Süleyman Soylu, Erdoğan sonrası için alternatif olma iddiaları olan bir tehdit unsuruydu. Mafyatik dili, tehditkâr üslubu kamuoyunu yeterince rahatsız ediyordu. İnsanlarda İçişleri Bakanlığının bir mafya tarafından yönetildiği kanaati pekiştirmişti. Erdoğan, Süleyman Soylu’yu yargıyı teslim almakta, insanların malına mülküne çökmekte, Kürtleri sindirmekte, liberalleri tehdit etmekte, korku üretmekte çok efektif kullandı. Geçen zaman içinde Süleyman Soylu iktidarına zarar veren bir noktaya gelmişti. Erdoğan da hem “kendisinin bu tür insanlara geçit vermediğini!” göstermek için, hem de kullandığı kirli elde birikmiş delilleri yok etmek için Soylu’yu çıkarıp attı. Geride problem kalmasın diye Soylu’nun bürokrasideki ve mafyadaki uzantılarını temizliyor.
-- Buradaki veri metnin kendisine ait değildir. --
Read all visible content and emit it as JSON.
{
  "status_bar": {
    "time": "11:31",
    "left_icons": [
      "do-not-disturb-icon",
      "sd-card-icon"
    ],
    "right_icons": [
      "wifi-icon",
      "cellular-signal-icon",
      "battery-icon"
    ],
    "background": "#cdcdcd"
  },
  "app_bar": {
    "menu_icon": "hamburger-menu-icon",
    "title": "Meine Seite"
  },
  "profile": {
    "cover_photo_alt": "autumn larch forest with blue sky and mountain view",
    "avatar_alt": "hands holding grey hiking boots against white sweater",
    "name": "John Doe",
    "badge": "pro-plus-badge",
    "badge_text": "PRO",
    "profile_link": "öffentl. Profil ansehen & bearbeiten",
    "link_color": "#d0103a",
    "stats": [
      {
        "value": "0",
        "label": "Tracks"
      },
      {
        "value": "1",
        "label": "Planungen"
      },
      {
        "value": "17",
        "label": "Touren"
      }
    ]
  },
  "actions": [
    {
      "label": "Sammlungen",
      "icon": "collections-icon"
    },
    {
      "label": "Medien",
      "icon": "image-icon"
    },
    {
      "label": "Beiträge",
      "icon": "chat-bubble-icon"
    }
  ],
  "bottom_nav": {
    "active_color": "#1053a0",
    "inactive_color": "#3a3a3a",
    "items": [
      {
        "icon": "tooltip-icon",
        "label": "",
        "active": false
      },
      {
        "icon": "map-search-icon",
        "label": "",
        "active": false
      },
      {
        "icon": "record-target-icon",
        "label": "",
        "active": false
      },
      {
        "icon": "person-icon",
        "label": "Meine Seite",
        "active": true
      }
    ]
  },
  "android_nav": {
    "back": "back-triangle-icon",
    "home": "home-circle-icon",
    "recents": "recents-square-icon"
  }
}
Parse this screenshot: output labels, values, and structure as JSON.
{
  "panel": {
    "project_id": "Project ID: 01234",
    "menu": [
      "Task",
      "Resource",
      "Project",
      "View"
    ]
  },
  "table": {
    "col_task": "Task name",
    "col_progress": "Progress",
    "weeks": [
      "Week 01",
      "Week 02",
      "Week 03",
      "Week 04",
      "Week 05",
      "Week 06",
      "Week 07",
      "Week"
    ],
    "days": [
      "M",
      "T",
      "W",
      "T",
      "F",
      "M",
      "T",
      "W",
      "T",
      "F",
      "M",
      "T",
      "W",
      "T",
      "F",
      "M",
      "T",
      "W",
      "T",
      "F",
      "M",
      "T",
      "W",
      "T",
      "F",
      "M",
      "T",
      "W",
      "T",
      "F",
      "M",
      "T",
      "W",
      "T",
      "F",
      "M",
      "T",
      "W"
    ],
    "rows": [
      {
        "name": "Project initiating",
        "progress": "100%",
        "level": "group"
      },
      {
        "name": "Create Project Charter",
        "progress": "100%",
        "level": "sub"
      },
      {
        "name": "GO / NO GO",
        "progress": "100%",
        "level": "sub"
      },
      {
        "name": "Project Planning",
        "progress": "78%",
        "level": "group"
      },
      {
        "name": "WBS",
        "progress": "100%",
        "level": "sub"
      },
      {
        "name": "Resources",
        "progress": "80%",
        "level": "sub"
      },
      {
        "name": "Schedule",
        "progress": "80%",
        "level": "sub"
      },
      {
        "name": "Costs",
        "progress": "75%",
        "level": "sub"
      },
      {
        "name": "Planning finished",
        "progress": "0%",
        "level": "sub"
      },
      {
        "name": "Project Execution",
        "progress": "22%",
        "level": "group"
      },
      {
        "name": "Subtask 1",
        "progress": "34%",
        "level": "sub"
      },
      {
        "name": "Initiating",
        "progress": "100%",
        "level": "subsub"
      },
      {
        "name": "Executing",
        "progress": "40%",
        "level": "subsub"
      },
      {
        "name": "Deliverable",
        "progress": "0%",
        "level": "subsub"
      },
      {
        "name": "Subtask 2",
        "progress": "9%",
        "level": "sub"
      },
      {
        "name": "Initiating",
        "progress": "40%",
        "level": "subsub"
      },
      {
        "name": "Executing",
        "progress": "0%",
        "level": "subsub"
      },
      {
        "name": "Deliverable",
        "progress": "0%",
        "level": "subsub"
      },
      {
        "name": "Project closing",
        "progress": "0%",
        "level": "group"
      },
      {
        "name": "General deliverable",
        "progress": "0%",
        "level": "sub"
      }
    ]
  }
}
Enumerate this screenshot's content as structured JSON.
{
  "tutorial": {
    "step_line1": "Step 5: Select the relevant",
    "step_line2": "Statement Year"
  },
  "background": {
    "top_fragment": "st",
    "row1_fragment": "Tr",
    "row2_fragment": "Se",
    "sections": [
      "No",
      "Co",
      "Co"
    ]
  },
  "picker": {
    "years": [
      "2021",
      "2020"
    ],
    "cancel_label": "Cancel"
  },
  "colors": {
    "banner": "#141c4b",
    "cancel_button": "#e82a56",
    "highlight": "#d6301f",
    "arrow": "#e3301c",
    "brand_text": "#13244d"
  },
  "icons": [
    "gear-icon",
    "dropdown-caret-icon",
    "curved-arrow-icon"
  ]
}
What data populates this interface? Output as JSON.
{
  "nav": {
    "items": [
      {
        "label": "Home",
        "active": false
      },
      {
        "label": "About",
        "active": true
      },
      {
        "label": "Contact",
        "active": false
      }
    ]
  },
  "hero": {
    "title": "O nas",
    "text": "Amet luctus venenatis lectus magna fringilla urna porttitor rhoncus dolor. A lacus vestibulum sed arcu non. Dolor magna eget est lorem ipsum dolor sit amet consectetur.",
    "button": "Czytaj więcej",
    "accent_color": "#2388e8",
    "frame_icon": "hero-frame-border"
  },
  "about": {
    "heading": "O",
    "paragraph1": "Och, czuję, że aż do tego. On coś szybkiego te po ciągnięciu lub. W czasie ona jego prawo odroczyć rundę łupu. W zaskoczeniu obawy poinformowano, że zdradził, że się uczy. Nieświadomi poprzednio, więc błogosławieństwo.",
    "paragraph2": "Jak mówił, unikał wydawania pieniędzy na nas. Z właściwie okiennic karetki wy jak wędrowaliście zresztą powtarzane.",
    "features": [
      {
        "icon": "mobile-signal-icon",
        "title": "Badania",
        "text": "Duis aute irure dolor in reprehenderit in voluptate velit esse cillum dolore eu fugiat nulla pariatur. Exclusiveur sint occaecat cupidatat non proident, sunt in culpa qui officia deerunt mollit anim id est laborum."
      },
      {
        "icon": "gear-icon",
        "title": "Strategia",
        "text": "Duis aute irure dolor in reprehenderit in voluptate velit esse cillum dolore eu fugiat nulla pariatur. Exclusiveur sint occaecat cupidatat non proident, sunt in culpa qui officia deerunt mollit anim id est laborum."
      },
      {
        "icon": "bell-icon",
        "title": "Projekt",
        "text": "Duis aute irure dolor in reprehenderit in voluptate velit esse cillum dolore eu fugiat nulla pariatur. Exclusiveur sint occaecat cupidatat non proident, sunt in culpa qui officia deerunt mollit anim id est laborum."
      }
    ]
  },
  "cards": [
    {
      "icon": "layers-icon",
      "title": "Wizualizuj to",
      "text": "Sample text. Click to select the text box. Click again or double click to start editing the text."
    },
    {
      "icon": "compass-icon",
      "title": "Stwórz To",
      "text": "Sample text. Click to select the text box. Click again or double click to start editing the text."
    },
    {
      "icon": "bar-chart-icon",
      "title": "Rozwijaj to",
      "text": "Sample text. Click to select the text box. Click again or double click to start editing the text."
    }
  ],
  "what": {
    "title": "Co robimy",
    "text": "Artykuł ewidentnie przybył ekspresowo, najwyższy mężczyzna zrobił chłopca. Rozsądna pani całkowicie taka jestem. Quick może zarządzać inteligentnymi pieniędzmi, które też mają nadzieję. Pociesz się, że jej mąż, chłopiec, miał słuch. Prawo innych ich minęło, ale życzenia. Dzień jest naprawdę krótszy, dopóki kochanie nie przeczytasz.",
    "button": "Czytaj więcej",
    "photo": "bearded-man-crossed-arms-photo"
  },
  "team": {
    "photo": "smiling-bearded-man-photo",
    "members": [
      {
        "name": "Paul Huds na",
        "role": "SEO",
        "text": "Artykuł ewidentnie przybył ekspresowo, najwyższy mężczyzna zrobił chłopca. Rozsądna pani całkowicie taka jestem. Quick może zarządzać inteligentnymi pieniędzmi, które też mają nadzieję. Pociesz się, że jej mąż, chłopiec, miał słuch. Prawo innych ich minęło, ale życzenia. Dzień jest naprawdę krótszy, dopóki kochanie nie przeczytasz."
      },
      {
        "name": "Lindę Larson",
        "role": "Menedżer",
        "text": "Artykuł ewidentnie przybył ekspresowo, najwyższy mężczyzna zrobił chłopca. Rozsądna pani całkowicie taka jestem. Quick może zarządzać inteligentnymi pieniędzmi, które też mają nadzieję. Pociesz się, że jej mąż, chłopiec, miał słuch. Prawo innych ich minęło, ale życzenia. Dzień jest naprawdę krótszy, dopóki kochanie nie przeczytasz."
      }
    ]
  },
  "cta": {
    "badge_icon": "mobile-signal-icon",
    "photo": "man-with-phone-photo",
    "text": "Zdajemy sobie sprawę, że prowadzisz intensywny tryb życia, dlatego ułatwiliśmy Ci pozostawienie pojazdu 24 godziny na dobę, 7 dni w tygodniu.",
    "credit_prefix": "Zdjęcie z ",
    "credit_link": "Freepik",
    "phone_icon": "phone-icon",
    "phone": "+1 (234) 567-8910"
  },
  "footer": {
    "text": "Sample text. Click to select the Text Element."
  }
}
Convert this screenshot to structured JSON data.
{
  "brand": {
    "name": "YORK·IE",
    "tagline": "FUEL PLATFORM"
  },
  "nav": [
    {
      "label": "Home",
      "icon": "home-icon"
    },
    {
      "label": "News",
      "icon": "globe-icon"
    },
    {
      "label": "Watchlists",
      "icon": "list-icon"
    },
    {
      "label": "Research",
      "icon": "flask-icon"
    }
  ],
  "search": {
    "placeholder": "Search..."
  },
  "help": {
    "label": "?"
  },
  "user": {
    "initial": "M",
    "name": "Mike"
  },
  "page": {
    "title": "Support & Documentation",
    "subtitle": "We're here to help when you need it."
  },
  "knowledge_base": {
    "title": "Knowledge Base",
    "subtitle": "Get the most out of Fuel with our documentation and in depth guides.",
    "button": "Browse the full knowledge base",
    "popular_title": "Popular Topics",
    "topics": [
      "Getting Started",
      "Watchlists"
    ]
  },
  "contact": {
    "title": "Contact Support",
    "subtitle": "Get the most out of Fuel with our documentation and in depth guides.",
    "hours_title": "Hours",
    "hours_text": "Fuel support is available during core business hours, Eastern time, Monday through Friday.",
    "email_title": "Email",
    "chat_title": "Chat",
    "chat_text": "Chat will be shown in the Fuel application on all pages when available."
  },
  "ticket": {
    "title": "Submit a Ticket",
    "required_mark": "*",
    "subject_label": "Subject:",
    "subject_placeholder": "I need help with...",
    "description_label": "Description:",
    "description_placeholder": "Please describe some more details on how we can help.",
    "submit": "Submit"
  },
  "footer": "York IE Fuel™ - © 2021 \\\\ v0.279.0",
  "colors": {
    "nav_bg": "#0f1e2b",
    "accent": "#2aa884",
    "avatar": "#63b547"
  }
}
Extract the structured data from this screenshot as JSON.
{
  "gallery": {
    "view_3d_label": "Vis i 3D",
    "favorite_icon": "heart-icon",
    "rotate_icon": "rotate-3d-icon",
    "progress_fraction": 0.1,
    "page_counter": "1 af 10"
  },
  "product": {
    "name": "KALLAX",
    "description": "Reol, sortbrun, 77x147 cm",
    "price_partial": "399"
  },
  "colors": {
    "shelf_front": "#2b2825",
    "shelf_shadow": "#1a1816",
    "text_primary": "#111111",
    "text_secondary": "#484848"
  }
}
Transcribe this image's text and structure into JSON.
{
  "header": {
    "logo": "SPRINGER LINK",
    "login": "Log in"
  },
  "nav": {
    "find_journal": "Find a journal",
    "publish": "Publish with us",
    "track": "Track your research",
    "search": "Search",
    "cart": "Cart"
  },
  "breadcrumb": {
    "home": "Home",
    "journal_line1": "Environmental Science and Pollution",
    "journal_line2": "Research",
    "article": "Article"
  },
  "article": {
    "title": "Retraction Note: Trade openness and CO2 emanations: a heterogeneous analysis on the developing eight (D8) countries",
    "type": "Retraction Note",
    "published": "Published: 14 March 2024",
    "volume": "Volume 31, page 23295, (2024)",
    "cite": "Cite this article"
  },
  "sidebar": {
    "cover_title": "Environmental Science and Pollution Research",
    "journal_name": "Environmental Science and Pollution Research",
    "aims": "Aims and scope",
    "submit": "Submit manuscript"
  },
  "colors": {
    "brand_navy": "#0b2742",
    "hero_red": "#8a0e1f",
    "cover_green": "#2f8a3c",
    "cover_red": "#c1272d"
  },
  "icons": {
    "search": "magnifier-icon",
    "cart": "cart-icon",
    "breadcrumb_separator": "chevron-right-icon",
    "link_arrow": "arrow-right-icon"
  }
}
Türkiye’deki her pislikten mutlaka Erdoğan’a uzanan bir kanal vardır. Ama eleştiriler yoğunlaştığında, tartışmalar olduğunda bu tırnakları keser, onların aleyhinde konuşur. “Mafya ile mücadele ettiğini” de ifade ederek kanıtları yok etmiş, kendini aklamış olur.